There were two points I intended to make yesterday, and I don’t think I got round to either of them.

The first was about reading in general. A few months ago (when lockdown seemed like a temporary thing which would soon be over), there were suggestions going round on social media about how to make the most of your time, improve your wellbeing and cope with the changed circumstances. Often these were in the form of lists (spend some time in the open air; eat healthily; wear your nice clothes, that sort of thing), and one suggestion frequently included was: ‘read a book.’ This sort of advice irritates me because, well, reading a book is something to be done for the sheer joy of it, because it’s one of life’s greatest pleasures (or can be), not something you ‘should’ do because it’s worthy, and then afterwards you can tick it off a list and feel smug about yourself. It’s one of the reasons why I don’t engage with ‘Goodreads’, or join book groups. Yes, I know, I know, this is just me being grumpy, curmudgeonly and intolerant of other people’s choices.

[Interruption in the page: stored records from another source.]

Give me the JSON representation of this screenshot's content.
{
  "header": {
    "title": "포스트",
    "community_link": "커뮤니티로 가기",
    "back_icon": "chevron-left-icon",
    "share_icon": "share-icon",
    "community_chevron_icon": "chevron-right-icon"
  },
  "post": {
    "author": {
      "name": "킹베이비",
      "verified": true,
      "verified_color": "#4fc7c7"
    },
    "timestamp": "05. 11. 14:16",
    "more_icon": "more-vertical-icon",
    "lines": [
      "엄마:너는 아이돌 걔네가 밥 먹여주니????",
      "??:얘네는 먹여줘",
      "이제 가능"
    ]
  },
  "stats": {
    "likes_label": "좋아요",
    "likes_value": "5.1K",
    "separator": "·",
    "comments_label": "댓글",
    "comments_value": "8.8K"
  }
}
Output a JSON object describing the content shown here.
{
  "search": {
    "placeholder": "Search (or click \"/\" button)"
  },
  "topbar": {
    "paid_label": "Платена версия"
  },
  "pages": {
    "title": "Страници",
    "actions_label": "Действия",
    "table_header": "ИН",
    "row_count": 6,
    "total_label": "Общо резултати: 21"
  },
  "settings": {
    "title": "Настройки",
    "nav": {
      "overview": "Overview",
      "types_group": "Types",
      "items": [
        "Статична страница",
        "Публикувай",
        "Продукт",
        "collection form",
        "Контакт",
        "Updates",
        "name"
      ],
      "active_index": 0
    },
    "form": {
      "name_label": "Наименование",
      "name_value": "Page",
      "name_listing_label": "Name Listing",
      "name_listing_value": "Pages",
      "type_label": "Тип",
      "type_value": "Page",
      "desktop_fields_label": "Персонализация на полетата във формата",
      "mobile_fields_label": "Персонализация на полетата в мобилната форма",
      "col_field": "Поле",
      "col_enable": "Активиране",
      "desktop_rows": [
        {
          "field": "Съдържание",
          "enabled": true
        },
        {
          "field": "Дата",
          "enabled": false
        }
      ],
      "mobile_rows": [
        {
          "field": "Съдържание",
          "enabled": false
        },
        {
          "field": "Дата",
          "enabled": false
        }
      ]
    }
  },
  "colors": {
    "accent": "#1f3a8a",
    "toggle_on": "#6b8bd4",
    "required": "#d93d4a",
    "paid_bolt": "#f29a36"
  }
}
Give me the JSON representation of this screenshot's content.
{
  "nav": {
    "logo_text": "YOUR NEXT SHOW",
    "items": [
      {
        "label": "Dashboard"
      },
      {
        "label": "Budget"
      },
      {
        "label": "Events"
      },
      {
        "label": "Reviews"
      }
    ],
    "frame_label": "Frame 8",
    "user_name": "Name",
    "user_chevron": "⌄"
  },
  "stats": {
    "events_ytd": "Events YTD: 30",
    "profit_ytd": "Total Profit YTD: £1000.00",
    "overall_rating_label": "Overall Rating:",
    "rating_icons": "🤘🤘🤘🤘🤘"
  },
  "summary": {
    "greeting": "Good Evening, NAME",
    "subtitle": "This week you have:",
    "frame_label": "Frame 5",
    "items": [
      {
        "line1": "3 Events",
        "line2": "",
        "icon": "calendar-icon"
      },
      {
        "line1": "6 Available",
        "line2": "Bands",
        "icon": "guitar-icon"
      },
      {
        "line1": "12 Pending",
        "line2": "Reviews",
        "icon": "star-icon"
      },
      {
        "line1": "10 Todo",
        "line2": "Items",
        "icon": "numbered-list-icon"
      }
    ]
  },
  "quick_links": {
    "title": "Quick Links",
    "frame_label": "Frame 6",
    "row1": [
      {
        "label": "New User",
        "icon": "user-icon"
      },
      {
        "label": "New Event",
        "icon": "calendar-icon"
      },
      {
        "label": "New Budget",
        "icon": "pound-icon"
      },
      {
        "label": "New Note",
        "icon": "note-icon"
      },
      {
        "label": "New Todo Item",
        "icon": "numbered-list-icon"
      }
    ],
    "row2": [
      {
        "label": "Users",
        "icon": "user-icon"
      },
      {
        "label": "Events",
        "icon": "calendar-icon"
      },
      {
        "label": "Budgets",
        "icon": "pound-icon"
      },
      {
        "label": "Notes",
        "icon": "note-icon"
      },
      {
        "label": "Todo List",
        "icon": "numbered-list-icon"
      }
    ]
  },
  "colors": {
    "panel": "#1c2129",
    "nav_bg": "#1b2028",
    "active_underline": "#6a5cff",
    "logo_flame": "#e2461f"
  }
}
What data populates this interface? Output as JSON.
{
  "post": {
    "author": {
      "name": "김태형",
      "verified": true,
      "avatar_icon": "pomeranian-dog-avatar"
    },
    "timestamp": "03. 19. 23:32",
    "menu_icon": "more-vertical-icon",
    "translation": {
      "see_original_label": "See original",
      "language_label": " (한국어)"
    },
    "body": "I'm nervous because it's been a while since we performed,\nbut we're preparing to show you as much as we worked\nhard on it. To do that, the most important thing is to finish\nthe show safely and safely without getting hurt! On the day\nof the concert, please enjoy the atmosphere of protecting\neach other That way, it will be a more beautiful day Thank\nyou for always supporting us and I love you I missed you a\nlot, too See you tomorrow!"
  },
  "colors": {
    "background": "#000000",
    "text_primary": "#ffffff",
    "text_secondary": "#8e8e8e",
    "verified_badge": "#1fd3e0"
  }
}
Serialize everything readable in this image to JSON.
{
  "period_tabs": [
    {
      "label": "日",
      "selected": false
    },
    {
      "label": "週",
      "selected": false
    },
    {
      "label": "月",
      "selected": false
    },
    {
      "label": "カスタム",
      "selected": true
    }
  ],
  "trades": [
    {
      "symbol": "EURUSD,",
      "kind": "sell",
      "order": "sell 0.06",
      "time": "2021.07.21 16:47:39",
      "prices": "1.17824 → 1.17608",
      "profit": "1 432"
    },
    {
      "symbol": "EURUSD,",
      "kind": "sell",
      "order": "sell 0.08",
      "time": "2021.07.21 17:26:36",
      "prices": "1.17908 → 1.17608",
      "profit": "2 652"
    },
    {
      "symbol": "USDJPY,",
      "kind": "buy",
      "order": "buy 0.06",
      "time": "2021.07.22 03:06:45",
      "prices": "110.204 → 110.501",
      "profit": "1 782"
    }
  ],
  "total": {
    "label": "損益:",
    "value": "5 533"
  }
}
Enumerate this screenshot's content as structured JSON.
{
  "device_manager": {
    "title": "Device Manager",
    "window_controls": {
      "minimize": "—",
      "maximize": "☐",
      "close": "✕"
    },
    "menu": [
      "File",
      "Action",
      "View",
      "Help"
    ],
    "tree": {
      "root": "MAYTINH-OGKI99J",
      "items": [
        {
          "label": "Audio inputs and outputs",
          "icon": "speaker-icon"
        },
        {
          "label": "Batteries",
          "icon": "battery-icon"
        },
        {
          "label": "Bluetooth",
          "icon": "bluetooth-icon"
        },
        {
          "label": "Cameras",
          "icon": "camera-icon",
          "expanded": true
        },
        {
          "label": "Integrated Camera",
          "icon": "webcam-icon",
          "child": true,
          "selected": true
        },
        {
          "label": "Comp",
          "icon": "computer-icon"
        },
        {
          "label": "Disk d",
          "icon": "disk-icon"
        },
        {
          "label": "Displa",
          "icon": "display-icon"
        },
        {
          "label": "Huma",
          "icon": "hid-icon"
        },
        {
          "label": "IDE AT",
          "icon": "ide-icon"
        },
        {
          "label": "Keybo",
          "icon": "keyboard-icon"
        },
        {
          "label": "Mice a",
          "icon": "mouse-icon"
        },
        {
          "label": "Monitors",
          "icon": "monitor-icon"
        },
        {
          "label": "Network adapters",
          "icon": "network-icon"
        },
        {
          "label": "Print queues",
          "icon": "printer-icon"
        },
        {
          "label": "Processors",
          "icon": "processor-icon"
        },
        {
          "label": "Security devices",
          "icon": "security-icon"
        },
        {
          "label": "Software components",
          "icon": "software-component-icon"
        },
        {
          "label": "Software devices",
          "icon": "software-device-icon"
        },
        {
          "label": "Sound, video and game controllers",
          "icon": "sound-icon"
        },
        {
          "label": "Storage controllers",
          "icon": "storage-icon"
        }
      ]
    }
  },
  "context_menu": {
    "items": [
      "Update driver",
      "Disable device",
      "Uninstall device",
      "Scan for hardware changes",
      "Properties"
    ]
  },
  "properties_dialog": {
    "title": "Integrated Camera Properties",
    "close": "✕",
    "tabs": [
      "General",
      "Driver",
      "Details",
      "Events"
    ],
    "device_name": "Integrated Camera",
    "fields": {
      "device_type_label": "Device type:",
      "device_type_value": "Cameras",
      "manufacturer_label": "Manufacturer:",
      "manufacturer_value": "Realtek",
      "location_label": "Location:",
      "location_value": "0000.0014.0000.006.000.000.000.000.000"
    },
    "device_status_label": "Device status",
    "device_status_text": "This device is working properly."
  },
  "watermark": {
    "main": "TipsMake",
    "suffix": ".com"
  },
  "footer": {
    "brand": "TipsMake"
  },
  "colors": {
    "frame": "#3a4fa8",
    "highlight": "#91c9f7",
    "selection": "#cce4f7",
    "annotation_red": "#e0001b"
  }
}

But the idea of something which feels so essential to me being treated as a kind of challenge to be met and then worn as a badge of honour sticks in my throat (which I know is grossly unfair and judgemental on the people who do go on Goodreads and join book groups).

Anyway, enough of that rant, because however much I love reading, I don’t do it nearly as much these days as I used to. When I do get properly stuck into a good book I remember how wonderful it is, and think: ‘why don’t I do this more often’ and really, why don’t I? It’s not as if there are so many more important calls on my time (well, maybe there are, but I’m quite good at ignoring them). That said, I do get two hours a day of audio drama from the radio (more if I download things from BBC Sounds) – and I can crochet at the same time. But however great the BBC’s available repertoire, it can’t match the stacks of books, unread or re-readable, on the shelves in my study.

Then there’s the telly (which I watch for between two and four hours most evenings). There was a time, in the early 2000s, when I gave it up altogether. We had a big house with a living room and sitting room either side of the front door, and in the evenings Hubby would sit in the former watching the box while I sat in the latter, either listening to radio drama and crafting or reading. Then after I moved out, I had no television in my flat, or when I was travelling, or (except for two months in 2012 when I stayed with Laura) the time after that, until I returned from Prague in 2014.

Run out of words again. More tomorrow.